I need your help to clarify an important point : how calculating Thread index

My tests will be very simple. Mainly, i will make calculus on monochrome image (that is to say a matrix), probably 1 dimension matrix (maybe 2 dimension matrix).

From what i have understand (maybe) :

Jetson Nano gets 128 Cuda cores with single GPU.

Maximum number of threads per multiprocessor : 2048

That is to say maximum threads number will be 2048.

Then, i got to choose :
Number of blocks (one or 2 dimensions)
Number of threads per block (warp size is 32 so i must choose 32, 64, 128 etc. threads per block)

As i will first work on one dimension array (image), i have to calculate idx.

If i choose 1 block and N threads per block :
unsigned int idx = threadIdx.x

If i choose M blocks one dimension (M,1) and N threads per block :
unsigned int idx = threadIdx.x + blockIdx.x * blockDim.x

If i want to work with a 2 dimensions grid :
unsigned int idx = threadIdx.x + blockIdx.x * blockDim.x
unsigned int idy = threadIdx.y + blockIdx.y * blockDim.y

Are those things correct or not ?

Many thx for your help

Alain

mostly correct.

Number of threads per block (warp size is 32 so i should choose 32, 64, 128 etc. threads per block)

Yes

You can choose 2048 but you can also choose a number higher than 2048, and it will work fine.

Hello Robert,

many thanks for your reply.

Cuda is really interesting. I used to think “CPU” and “GPU” thinking is quite different but it will brings me very new opportunities.

I think i will be back very often to ask newbie questions !

Have a nice day.

Alain

I’m back !

My first pycuda program works great. Champagne !

Profit!

If we want to run the Nano as efficiently as possible, should we aim to run 2048 threads exactly (i.e. 2 blocks of 1024 threads each)?

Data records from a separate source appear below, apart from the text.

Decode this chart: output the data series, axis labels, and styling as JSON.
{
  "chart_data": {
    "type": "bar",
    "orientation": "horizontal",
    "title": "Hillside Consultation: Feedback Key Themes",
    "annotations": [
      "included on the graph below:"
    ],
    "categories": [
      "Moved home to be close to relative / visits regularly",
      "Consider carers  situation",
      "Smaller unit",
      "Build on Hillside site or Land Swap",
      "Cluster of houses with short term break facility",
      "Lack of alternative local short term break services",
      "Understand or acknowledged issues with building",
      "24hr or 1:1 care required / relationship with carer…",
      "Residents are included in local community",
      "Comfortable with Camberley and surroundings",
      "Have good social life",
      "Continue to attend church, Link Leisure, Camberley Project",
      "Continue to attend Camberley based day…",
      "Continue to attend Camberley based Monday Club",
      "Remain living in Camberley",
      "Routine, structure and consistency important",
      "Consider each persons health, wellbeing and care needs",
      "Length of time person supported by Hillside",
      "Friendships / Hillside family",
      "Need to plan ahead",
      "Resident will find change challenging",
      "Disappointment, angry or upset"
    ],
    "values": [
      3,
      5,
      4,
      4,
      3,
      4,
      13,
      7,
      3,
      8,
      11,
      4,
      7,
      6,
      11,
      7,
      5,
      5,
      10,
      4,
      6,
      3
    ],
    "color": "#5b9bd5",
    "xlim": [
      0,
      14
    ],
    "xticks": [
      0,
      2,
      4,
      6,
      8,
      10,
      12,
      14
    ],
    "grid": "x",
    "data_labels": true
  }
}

Run timing tests to see how the performance varies. They should provide you with an answer. Preferably the test should be with your program or one similar to it because the answer will likely depend on the nature of your problem and what its limiting factors are.

Okay, I’ll do some tests.

I assumed 1024 was best since that was what the official sample code used, however the specs say 2048 threads is possible.